Nella gotica e asciutta Basilica di San Francesco a Siena, sono molte le cose da vedere e dove hanno perato fior di artisti quali Pietro Sorri da San Gusmè, Francesco di Giorgio Martini, Vincenzo Rustici e nella quarta cappella ci sono gli affreschi di Ambrogio Lorenzetti recentemente restaurati dal grande restauratore Massimo Gavazzi.
Da non dimenticare il Miracolo delle Sacre Particole, ostie che da quasi trecento anni si mantengono fragranti e intatte.

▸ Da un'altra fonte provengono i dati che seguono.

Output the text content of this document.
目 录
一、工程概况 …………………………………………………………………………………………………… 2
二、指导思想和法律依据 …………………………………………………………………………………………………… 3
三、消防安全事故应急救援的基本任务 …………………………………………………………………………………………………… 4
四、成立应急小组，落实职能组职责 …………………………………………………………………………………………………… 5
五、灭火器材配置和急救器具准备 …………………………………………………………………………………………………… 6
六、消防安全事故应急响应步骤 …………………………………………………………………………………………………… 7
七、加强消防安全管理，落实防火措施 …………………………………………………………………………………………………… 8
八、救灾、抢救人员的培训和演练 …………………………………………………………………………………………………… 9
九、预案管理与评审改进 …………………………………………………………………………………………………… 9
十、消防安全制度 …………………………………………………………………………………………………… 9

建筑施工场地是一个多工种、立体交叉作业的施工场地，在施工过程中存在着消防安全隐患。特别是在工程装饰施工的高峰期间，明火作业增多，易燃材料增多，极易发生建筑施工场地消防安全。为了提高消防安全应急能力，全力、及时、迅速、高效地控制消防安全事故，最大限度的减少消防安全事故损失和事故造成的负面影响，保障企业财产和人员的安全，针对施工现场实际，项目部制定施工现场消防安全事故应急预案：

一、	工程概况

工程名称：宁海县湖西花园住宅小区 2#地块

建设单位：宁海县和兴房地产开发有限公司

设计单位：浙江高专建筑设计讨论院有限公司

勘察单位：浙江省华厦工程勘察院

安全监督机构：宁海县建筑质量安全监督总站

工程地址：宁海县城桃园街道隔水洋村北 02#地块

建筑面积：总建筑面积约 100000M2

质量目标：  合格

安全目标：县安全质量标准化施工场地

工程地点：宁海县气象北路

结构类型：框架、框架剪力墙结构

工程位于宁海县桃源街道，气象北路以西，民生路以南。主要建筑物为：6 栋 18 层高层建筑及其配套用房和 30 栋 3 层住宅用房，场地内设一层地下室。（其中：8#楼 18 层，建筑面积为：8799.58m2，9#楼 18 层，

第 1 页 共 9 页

I Presepi: ci sono quelli fatti nei trulli tipici del brindisino, le statuette africane con le figure allungate in stile Watusso, le figure andine che vengono dal Perù, un moderno pittore con tanto di cavalletto, un cammello dalle gobbe celesti, una miniatura in terracotta del Palazzo Pubblico di Siena.
Andare coperti perchè dentro la Basilica c’è un freddo acceca, ma per chi ha fede sono quisquilie.